Leaked copies of Robert Draper's forthcoming New York Times Magazine exposé on the McCain campaign's many messages are already being picked apart by eager-beaver political journalists. But, interestingly, the piece's very first anecdote is one of the juiciest, as it contradicts the McCain campaign's own account of its first response to Treasury Secretary Hank Paulson's economic crisis proposal.
On Wednesday, September 24, Obama spokesman Bill Burton announced that his candidate had placed a call to McCain, encouraging a joint response to the Paulson plan:
At 8:30 this morning, Senator Obama called Senator McCain to ask him if he would join in issuing a joint statement outlining their shared principles and conditions for the Treasury proposal and urging Congress and the White House to act in a bipartisan manner to pass such a proposal. At 2:30 this afternoon, Senator McCain returned Senator Obama's call and agreed to join him in issuing such a statement. The two campaigns are currently working together on the details.
Shortly thereafter, the McCain campaign made its own clarification. "Senator Obama phoned Senator McCain at 8:30 am this morning but did not reach him. The topic of Senator Obama's call to Senator McCain was never discussed. Senator McCain was meeting with economic advisers and talking to leaders in Congress throughout the day prior to calling Senator Obama."
As MSNBC's First Read reported that same day, McCain also had time to meet with a prominent fundraiser who had supported Hillary Clinton.
But Draper's New York Times piece appears to refute the idea that McCain's meetings with advisers were economic in nature. Rather, they appear to have been explicitly political and tactical. In describing the "handful of advisers" attending that meeting, Draper includes "McCain's chief campaign strategist, Steve Schmidt, and his other two top advisers: Rick Davis, the campaign manager; and Mark Salter, McCain's longtime speechwriter." Chief economic adviser Douglas Holtz-Eakin is not placed in the room.

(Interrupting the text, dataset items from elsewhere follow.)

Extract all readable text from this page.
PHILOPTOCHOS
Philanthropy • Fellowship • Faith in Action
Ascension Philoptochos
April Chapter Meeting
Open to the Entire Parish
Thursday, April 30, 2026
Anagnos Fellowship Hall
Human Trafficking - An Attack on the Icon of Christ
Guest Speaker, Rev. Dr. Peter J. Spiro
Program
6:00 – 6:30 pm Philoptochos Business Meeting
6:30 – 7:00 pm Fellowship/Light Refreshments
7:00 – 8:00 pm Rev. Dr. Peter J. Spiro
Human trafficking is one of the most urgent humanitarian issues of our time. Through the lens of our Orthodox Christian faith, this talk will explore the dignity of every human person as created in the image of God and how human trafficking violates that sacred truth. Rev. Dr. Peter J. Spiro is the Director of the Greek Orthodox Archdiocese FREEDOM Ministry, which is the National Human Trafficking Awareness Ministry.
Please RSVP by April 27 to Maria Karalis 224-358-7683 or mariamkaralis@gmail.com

Of course, according to Draper, economic matters took top billing on the agenda, but not in explicit policy terms. Rather, Draper reports, the proper political reaction to the news was the subject of the meeting: "The meeting was to focus on how McCain should respond to the crisis -- but also, as one participant later told me, 'to try to see this as a big-picture, leadership thing.''"
Then Draper reports:
"Discussion carried on into the afternoon at the Morgan Library and Museum as McCain prepared for the first presidential debate. Schmidt pushed for going all in: suspending the campaign, recommending that the first debate be postponed, parachuting into Washington and forging a legislative solution to the financial crisis for which McCain could then claim credit. Exactly how McCain could convincingly play a sober bipartisan problem-solver after spending the previous few weeks garbed as a populist truth teller was anything but clear. But Schmidt and others convinced McCain that it was worth the gamble."
As is well known by now, Schmidt won out, if only for a day or so. McCain did suspend his campaign (sort of) in an attempt to ride herd in Washington, only to relent and accept the original terms of the first debate before any bipartisan compromise was struck. But if Draper's account of the Wednesday morning sessions is accurate, it would appear that McCain's meetings were less about getting sound economic advice -- as claimed by the campaign -- and more about looking for the most politically advantageous angle on the crisis.